L'alcool ne freine pas les aptitudes artistiques ou créatives elles peuvent au contraire les stimuler. Mais l'alcool freine en revanche les aptitudes à prendre des décisions. On devient un ventre mou. Dans le processus de création littéraire qui est solitaire. Il faut voir.
Publié le 08 Mars 2014
Il n'y a pas que l'alcool qui soit dangereux pour la littérature: Sunsiaré agonise, Roger Nimier est déjà mort. L'Aston-Martin n'est plus qu'un monceau de ferraille. Sunsiaré de Larcone conduisait comme un pied, alors à deux cent à l'heure, avec peut-être la main de Roger sous la jupe, on peut l'excuser de cette faute de goût. Après tout , Michel Gallimard a eu la peau de Camus, mais c'était une Facel-Véga, élégance française.
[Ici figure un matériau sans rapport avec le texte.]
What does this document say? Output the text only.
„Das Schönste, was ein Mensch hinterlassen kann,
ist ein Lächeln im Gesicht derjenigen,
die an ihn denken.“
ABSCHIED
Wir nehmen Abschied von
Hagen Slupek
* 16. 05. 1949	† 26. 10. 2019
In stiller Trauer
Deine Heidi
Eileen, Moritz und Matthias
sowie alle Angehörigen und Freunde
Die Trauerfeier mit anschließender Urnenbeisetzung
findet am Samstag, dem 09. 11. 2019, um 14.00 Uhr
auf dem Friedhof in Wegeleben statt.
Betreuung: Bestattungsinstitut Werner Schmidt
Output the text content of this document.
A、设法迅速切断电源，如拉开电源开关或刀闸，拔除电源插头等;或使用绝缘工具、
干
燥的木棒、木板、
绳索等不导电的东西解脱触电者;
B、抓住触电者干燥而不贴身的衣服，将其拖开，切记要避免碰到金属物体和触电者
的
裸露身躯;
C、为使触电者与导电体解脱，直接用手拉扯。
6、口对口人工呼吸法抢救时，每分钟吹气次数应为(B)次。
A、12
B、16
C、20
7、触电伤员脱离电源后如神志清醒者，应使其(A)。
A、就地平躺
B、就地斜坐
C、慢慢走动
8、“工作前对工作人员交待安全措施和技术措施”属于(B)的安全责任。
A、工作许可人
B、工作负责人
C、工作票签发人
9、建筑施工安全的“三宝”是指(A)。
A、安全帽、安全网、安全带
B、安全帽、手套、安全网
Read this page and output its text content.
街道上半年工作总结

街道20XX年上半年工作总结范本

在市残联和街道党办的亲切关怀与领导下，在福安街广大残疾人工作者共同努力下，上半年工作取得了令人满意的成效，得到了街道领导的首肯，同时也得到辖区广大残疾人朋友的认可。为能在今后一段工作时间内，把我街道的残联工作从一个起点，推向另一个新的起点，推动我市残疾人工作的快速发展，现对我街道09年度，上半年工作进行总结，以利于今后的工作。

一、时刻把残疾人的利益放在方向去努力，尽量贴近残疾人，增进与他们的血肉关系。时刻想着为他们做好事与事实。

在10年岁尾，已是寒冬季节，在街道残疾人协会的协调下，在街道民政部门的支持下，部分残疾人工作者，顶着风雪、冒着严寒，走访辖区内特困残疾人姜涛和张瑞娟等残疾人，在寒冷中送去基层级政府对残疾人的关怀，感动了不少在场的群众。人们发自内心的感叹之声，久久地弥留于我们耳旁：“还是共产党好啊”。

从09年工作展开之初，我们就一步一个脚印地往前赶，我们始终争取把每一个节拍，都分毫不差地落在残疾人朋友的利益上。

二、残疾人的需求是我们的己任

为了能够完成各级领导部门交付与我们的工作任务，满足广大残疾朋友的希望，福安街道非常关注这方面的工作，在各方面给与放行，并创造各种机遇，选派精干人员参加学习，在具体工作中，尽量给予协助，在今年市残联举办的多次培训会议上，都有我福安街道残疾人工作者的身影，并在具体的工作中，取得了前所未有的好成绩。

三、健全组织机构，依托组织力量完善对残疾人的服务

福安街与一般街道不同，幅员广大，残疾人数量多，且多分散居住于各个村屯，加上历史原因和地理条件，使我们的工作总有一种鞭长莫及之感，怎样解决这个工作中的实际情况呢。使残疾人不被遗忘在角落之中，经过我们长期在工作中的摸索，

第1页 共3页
Quant à Sagan, grande spécialiste du broyage de Jaguar, elle pensait que l'alcool n'avait aucune influence sur sa conduite, et quand on lui faisait remarquer que tous les experts affirmaient le contraire, elle répondait sans sourciller : «Peuh, qu'est qu'ils en savent, puisqu'ils ne boivent pas »
Publié le 06 Mars 2014
écrire en étant sobre est déjà un très grand travail, alors, alcoolisé, les idées doivent s'embrouiller.
Publié le 04 Mars 2014
Comme stimulants, je garde café et chocolat. Il me manque juste un chat sur les genoux (pour être contraint à rester devant la page). Et après tout, pas besoin d'alcool pour avoir l'ivresse d'écrire.
Publié le 24 Juillet 2013
Ze zui d'accord, hic !
Publié le 21 Juillet 2013
En ces temps d'interdiction de toutes sortes, en ce temps de lutte contre les automobilistes responsables plus que les vrais délinquants, alors que des associations comme 40 millions d'automobilistes mettent l'accent sur la lutte contre l'alcoolémie au volant, plutôt que d'accentuer la pression sur la vitesse dépassée d'1 km/h, je tiens à modérer cet article en recommandant d'écrire sobre. L'alcool qui ferait jaillir du génie c'est un prétexte d'alcoolique. Le vrai talent se fait à jeun et lucide.
Publié le 21 Juillet 2013
Écrire sous l'influence de l'alcool? Encore faut-il être capable de bouger sa plume ou de taper sur son clavier!